“We make a living by what we get, but we make a life by what we give.”
[Winston Churchill]
A paragraph in an old Ode magazine article about the art of receiving is a good reminder of the give and take in relationships. It says, “Receiving isn’t easy. If it were, more of us would do it with grace and gratitude. Is there a way to change that? Can we learn to receive so we can be nourished and empowered? These are crucial questions, not just because the holiday season is a time when giving and receiving are part of our daily experience. The ability to receive is, in fact, essential to physical health, psychological balance and spiritual engagement.”
In Enough: True Measures of Money, Business, and Life, John C. Bogle, founder of the Vanguard Mutual Fund Group, explores the boundaries in our relationship with money, the values we should emulate in our business and professional callings, and what we should consider as the true treasures in our lives.

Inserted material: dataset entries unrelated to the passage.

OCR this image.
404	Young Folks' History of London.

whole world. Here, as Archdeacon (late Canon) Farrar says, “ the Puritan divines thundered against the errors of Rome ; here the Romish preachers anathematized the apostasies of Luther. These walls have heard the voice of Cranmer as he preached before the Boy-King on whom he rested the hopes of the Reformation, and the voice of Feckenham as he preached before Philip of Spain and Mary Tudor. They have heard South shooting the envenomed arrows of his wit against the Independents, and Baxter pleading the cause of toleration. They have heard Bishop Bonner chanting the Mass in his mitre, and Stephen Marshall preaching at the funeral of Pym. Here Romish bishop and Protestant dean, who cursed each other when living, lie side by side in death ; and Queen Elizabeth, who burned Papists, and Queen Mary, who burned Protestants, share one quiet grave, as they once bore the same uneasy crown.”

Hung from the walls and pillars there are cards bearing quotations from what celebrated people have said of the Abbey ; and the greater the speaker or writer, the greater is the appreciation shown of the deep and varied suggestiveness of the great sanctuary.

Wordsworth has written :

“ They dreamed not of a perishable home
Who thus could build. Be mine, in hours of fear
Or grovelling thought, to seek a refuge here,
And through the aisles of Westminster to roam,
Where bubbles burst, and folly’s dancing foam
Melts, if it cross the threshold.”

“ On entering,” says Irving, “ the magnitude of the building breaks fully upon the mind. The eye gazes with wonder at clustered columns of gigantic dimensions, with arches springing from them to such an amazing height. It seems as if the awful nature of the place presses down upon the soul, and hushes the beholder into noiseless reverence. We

What is enough? The book came out at the culmination of the 2008 financial meltdown. It contains Bogle's investment philosophy and is the culmination of his talks over the years. Enough is the punch line from a delightful Kurt Vonnegut/Joseph Heller story:
“At a party given by a billionaire on Shelter Island, Kurt Vonnegut informs his pal, Joseph Heller, that their host, a hedge fund manager, had made more money in a single day than Heller had earned from his wildly popular novel Catch-22 over its whole history. Heller responds, 'Yes, but I have something he will never have ... enough.'”

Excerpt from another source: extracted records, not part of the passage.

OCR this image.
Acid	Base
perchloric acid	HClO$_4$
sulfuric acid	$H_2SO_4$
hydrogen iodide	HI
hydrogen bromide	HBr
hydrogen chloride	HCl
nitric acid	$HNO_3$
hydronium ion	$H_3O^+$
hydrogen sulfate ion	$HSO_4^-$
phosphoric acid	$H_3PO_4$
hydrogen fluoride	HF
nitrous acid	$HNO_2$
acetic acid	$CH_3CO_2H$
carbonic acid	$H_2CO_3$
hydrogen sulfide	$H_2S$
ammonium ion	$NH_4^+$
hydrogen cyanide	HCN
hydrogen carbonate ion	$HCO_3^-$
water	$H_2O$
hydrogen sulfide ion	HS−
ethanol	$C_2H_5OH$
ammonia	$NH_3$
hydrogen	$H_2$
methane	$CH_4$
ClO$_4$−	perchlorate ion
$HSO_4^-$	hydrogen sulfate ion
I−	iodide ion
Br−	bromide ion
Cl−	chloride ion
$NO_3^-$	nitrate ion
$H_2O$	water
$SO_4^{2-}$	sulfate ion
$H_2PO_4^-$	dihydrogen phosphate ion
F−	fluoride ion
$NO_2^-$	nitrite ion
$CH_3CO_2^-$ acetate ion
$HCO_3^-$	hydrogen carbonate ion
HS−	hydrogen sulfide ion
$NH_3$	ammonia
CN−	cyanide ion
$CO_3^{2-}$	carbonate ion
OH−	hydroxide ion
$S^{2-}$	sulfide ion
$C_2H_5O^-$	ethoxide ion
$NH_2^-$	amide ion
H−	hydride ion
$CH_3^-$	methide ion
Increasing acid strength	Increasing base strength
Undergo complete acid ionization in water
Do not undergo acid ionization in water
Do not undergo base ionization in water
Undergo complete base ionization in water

“Central to the effective functioning of capitalism,” says Bogle, “was the fundamental principle of trusting and being trusted”—and that is disappearing. The central theme's predictability and the author's point of view were anything but common sense at the time of the book's writing and continue to be a good reminder of the unintended consequences of an unbalanced system.

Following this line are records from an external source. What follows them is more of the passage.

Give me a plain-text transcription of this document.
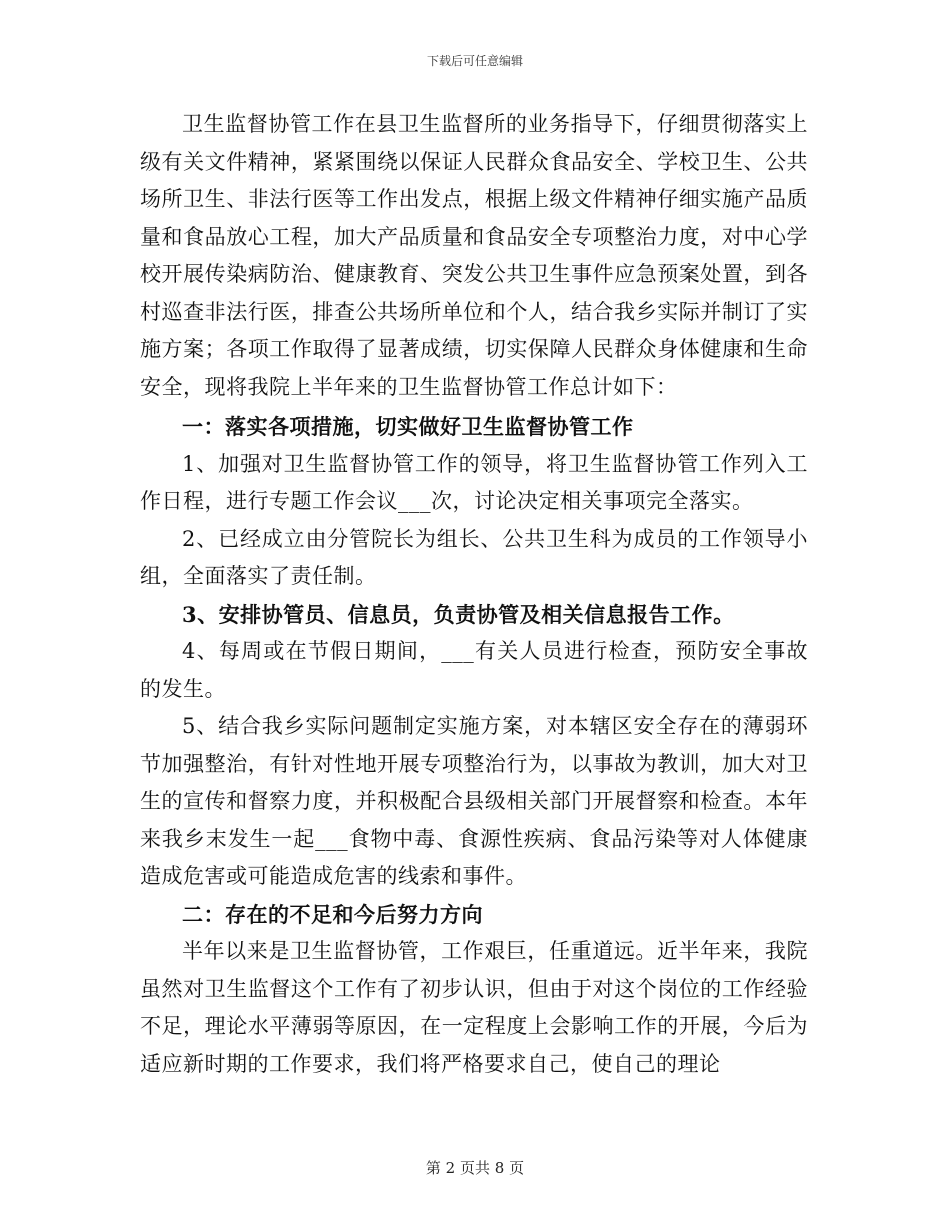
下载后可任意编辑

卫生监督协管工作在县卫生监督所的业务指导下，仔细贯彻落实上级有关文件精神，紧紧围绕以保证人民群众食品安全、学校卫生、公共场所卫生、非法行医等工作出发点，根据上级文件精神仔细实施产品质量和食品放心工程，加大产品质量和食品安全专项整治力度，对中心学校开展传染病防治、健康教育、突发公共卫生事件应急预案处置，到各村巡查非法行医，排查公共场所单位和个人，结合我乡实际并制订了实施方案；各项工作取得了显著成绩，切实保障人民群众身体健康和生命安全，现将我院上半年来的卫生监督协管工作总计如下：

一：落实各项措施，切实做好卫生监督协管工作

1、加强对卫生监督协管工作的领导，将卫生监督协管工作列入工作日程，进行专题工作会议___次，讨论决定相关事项完全落实。

2、已经成立由分管院长为组长、公共卫生科为成员的工作领导小组，全面落实了责任制。

3、安排协管员、信息员，负责协管及相关信息报告工作。

4、每周或在节假日期间，___有关人员进行检查，预防安全事故的发生。

5、结合我乡实际问题制定实施方案，对本辖区安全存在的薄弱环节加强整治，有针对性地开展专项整治行为，以事故为教训，加大对卫生的宣传和督察力度，并积极配合县级相关部门开展督察和检查。本年来我乡末发生一起___食物中毒、食源性疾病、食品污染等对人体健康造成危害或可能造成危害的线索和事件。

二：存在的不足和今后努力方向

半年以来是卫生监督协管，工作艰巨，任重道远。近半年来，我院虽然对卫生监督这个工作有了初步认识，但由于对这个岗位的工作经验不足，理论水平薄弱等原因，在一定程度上会影响工作的开展，今后为适应新时期的工作要求，我们将严格要求自己，使自己的理论

第 2 页共 8 页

Learning to tell signal form noise is an acquired skill. Especially when considering the trade-offs between giving and receiving, it's useful to apply the purpose filter. For example, much of what seems signal in social networks is about getting -- gift points, get reviews, share links, "like" a page. Is there substantive value in this exchange?
Since a very early age, receiving has the largest impact on our lives -- the decisions we make, our creations, and the very fabric of what we call living are influenced by how we receive what is on offer.
Whether that be a smile, nature's beauty, a kind word, or an object of desire, the way life bounces off us shapes who we become and what we focus on. We are, in fact, made of butter.